フランスリーグの経営的な苦戦も、背景として移籍金収入が大幅に減少したことがあるそうで、欧州全体の経済面の膠着が選手を買われる側のクラブチームなどにも大きな影響を与えているのかもしれません。
経済的な問題が一山越えればまた元通りとなるのかもしれませんが、西欧ビッククラブの移籍金や選手の年俸の高騰は近年、問題視されてきたことであり(マンチェスター・Cは全収入の95%が選手の年俸にあてられるなんてニュースも)、もしそのあたりが減少すれば西欧のクラブ規模も多少は縮小化してく可能性もあるのかなぁとも思います(あくまでも勝ってな推測ですが)。

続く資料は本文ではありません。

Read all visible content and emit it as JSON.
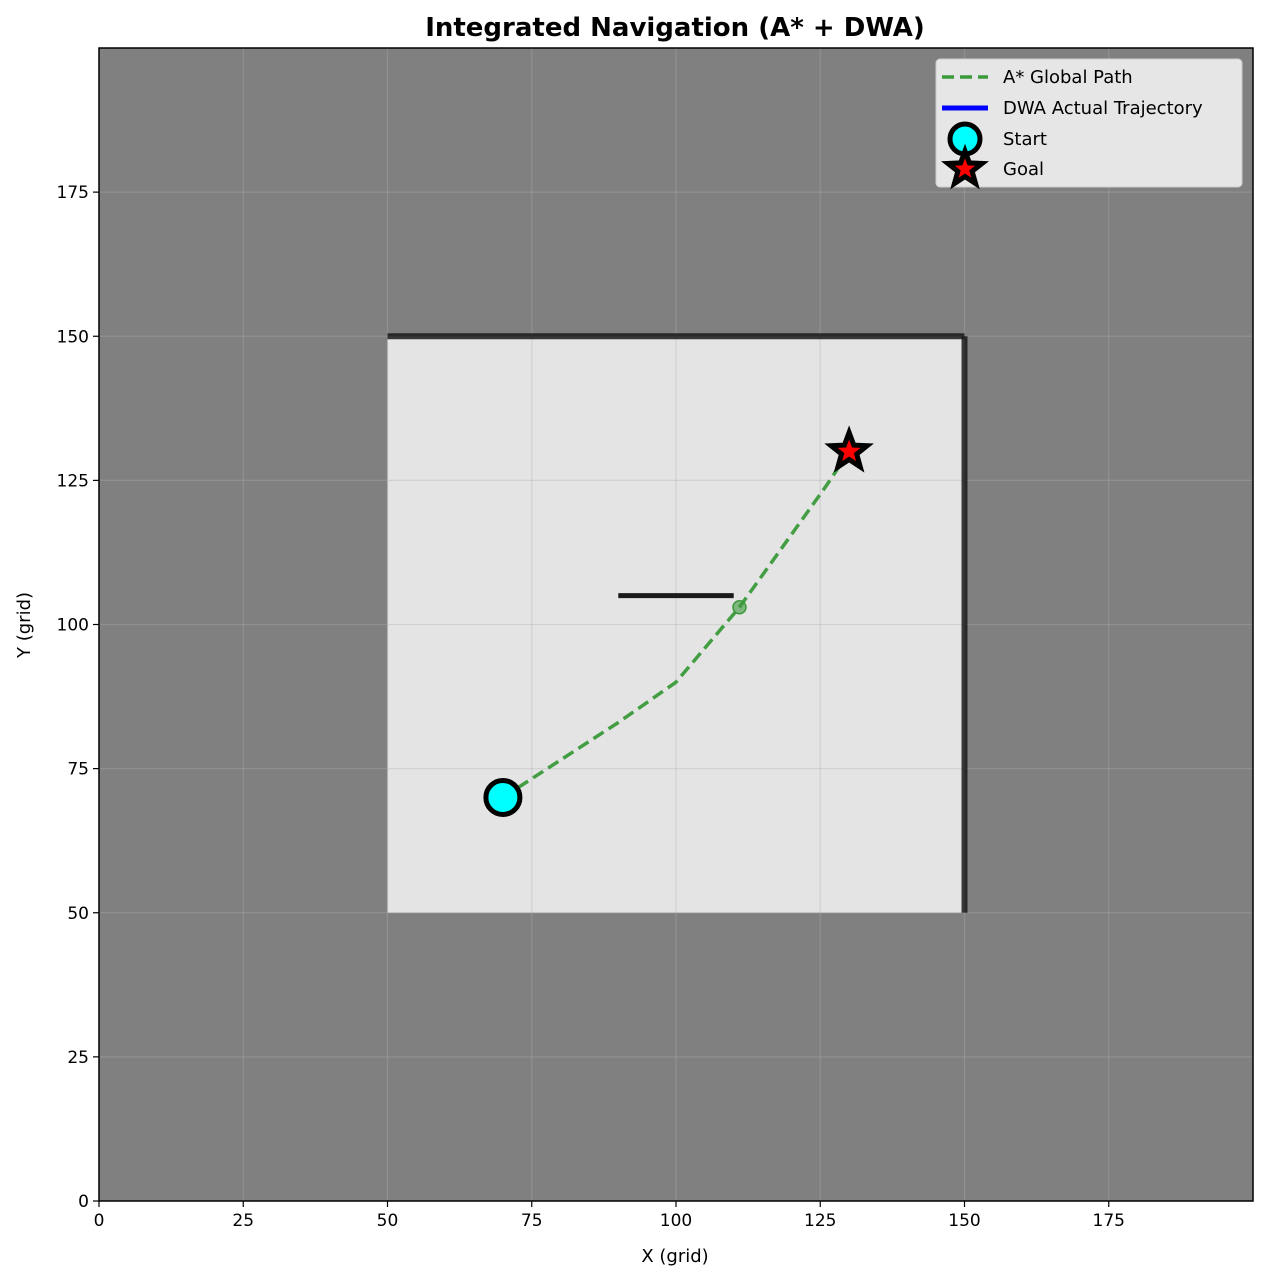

一方でJリーグなどは選手の移籍金などで収入を得てきたわけではないですからそういった被害は少ないわけですし、考え方を変えれば少しでも西欧リーグと差を狭めるためのチャンスになりうるのかもしれません。
ただし、もちろん世界的な不況の波は日本にも影響を及ぼしており、広告料収入や入場料収入へのダメージも予想されます。
昨年末から経営的に厳しいクラブも出ていますが、まずは現状の課題を乗り越えることを第一に考えながら、サッカーだけでなく経済面でも発展していってほしいですね。
それが日本サッカー界全体の発展にもつながるはずだと思いますし。